McLaughlin se quedó callada unos segundos. Maureen oyó que le daba una calada a un cigarrillo.

– ¿Con quién hablo? -preguntó con voz desconfiada, y respiró ruidosamente al.otro lado de la línea-. ¿Es periodista?

– No, no -dijo Maureen-. No soy periodista.

Maureen oía los berridos del niño de fondo.

– Seguro que es periodista.

– No, de verdad que no.

– Entonces, ¿quién es?

– Maureen O'Donnell

– La he visto en el periódico -dijo refunfuñando con crueldad-. La he visto.

La mujer le colgó el teléfono y Maureen se quedó escuchando el tono de marcado.

Los nombres de la lista de Siobhain serían más difíciles de rastrear porque eran típicos de los clanes del norte de Escocia y había largos listados para cada uno.

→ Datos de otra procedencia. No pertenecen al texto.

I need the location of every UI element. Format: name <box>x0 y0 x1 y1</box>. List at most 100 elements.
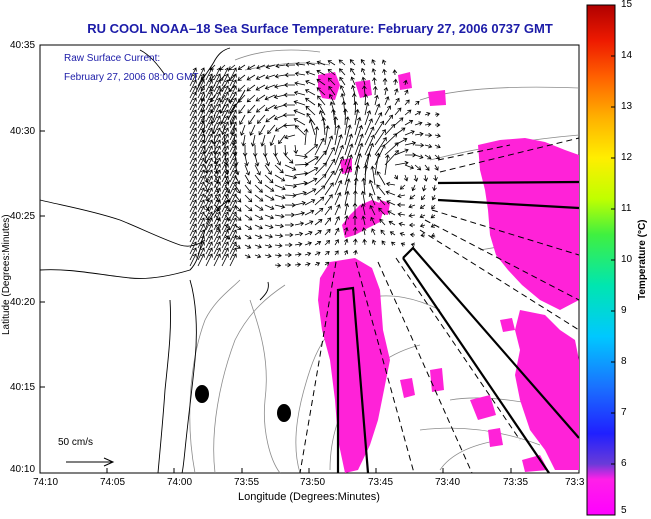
current-vector <box>314 126 320 146</box>
legend-line-1: Raw Surface Current: <box>64 53 161 64</box>
current-vector <box>368 179 376 196</box>
current-vector <box>274 213 285 219</box>
colorbar-tick-label: 14 <box>621 50 633 61</box>
current-vector <box>384 105 391 116</box>
current-vector <box>434 154 440 160</box>
current-vector <box>213 163 221 177</box>
current-vector <box>197 121 205 135</box>
transect-dashed-lines <box>299 137 580 474</box>
current-vector <box>283 92 296 98</box>
current-vector <box>304 241 312 246</box>
current-vector <box>285 62 296 68</box>
map-title: RU COOL NOAA–18 Sea Surface Temperature:… <box>87 21 553 36</box>
current-vector <box>197 139 205 153</box>
current-vector <box>304 230 313 236</box>
current-vector <box>333 116 339 136</box>
current-vector <box>350 76 356 86</box>
current-vector <box>189 181 197 195</box>
current-vector <box>344 165 352 186</box>
current-vector <box>244 174 251 185</box>
current-vector <box>293 144 299 155</box>
current-vector <box>221 134 227 146</box>
current-vector <box>205 139 213 153</box>
current-vector <box>304 188 317 196</box>
current-vector <box>431 204 436 210</box>
current-vector <box>254 214 264 220</box>
current-vector <box>334 215 340 226</box>
current-vector <box>189 217 197 231</box>
current-vector <box>264 174 274 184</box>
current-vector <box>213 121 221 135</box>
current-vector <box>229 157 237 171</box>
current-vector <box>414 154 424 159</box>
current-vector <box>213 157 221 171</box>
current-vector <box>305 97 316 106</box>
transect-solid-lines <box>336 180 580 474</box>
current-vector <box>205 163 213 177</box>
current-vector <box>189 187 197 201</box>
current-vector <box>284 232 294 238</box>
current-vector <box>234 184 241 194</box>
current-vector <box>294 180 308 186</box>
current-vector <box>324 146 335 166</box>
current-vector <box>397 212 406 217</box>
current-vector <box>213 151 221 165</box>
current-vector <box>384 154 390 176</box>
current-vector <box>205 175 213 189</box>
current-vector <box>197 211 205 225</box>
current-vector <box>229 109 237 123</box>
current-vector <box>379 218 386 226</box>
current-vector <box>205 121 213 135</box>
current-vector <box>414 121 423 126</box>
current-vector <box>314 196 325 206</box>
current-vector <box>374 103 381 116</box>
current-vector <box>354 108 360 126</box>
current-vector <box>344 124 352 146</box>
current-vector <box>414 131 424 137</box>
current-vector <box>324 182 334 196</box>
current-vector <box>213 181 221 195</box>
current-vector <box>274 174 286 182</box>
current-vector <box>305 61 316 66</box>
current-vector <box>189 115 197 129</box>
current-vector <box>221 253 229 267</box>
current-vector <box>274 253 282 258</box>
current-vector <box>255 94 266 102</box>
current-vector <box>351 84 356 96</box>
current-vector <box>213 229 221 243</box>
current-vector <box>205 211 213 225</box>
current-vector <box>274 243 283 248</box>
current-vector <box>269 134 276 147</box>
current-vector <box>189 241 197 255</box>
current-vector <box>294 200 306 206</box>
current-vector <box>189 67 197 81</box>
current-vector <box>293 90 306 96</box>
current-vector <box>293 100 306 106</box>
current-vector <box>316 78 326 86</box>
current-vector <box>353 249 358 256</box>
y-axis-label-text: Latitude (Degrees:Minutes) <box>1 214 12 335</box>
current-vector <box>378 207 386 216</box>
current-vector <box>254 204 264 211</box>
current-vector <box>213 205 221 219</box>
current-vector <box>399 232 406 237</box>
current-vector <box>316 69 326 76</box>
y-tick-label: 40:20 <box>10 297 36 308</box>
current-vector <box>284 193 297 198</box>
current-vector <box>237 64 246 70</box>
current-vector <box>392 69 398 76</box>
current-vector <box>189 133 197 147</box>
current-vector <box>431 232 436 238</box>
current-vector <box>197 97 205 111</box>
current-vector <box>421 194 426 201</box>
current-vector <box>410 242 416 248</box>
current-vector <box>213 145 221 159</box>
current-vector <box>327 69 336 76</box>
current-vector <box>314 207 324 216</box>
current-vector <box>371 59 376 66</box>
current-vector <box>371 68 377 76</box>
current-vector <box>284 154 294 164</box>
current-vector <box>394 117 404 126</box>
current-vector <box>284 164 297 171</box>
current-vector <box>369 204 376 216</box>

Siobhain había escrito «Bearsden» entre paréntesis junto a Yvonne Urquhart. Era el nombre de un barrio de clase alta al noroeste de la ciudad. Maureen consultó la guía telefónica para buscar los Urquhart cuyos números tuvieran el prefijo de Bearsden. Sólo había tres. En el segundo número, le contestó la hermana de Yvonne Urquhart. Por la voz, parecía que era una mujer mayor y hablaba con un tono angustiado y tembloroso.

– Mi hermana Yvonne vive ahora en Daniel House en Whiteinch -dijo la mujer-. Se mudó allí hace un tiempo.

– Vaya.

– ¿Es amiga suya? ¿La conozco?

– Bueno, la conocí en el Hospital Northern. Quería volver a verla y saber cómo le iba.

– Oh, Dios mío, me temo que la encontrarías muy cambiada. Ha empeorado mucho en los últimos años. Me temo que no está nada bien, nada, nada bien.

– Lamento oírlo. ¿Puede darme el número de Daniel House?

– Claro, por supuesto. ¿Puede esperar un segundo?

Maureen llamó ál teléfono que le había dado la hermana de Yvonne y le dijeron que podía visitarla hasta las ocho pero no más tarde. Ya eran las cinco y media. Se puso el abrigo a toda prisa, se arregló el maquillaje frente al espejo del baño y se dirigió a la puerta mientras se tocaba los bolsillos para comprobar que llevaba suficiente dinero y las llaves nuevas.

El teléfono sonó de repente y la asustó tanto que al cogerlo se le cayó al suelo. La mujer que estaba al otro lado de la línea soltó una risita y parecía sentirse incómoda.

– Mm, hola, mm, ¿ha llamado hace una media hora y ha preguntado por Sharon Ryan? He llamado al Servicio de Identificación de Llamadas y me han dado su número porque he pensado que de hecho podía ser que buscara a Shan Ryan y no a Sharon.

En su lista, Martin había escrito Shan Ryan pero Maureen había dado por sentado que era el diminutivo de Sharon.

– ¿Shan es enfermero?

– Sí, pero ahora no está.

– ¿Trabajó en el Hospital Northern del 91 al 94?

– Bueno, no sé las fechas con exactitud pero estoy segura de que él es la persona que busca.

– Le tenía apuntado como Sharon.

– Es un error muy habitual -le dijo la mujer atenta-, pero ahora no está en casa.

– ¿Sabe a qué hora volverá?

– Ni idea, sólo soy su compañera de piso, no me cuenta nada. Probablemente esté en el Bar Variety en Sauchiehall Street, por si quiere pasarse por ahí.

– Bueno, la verdad es que no me corre tanta prisa.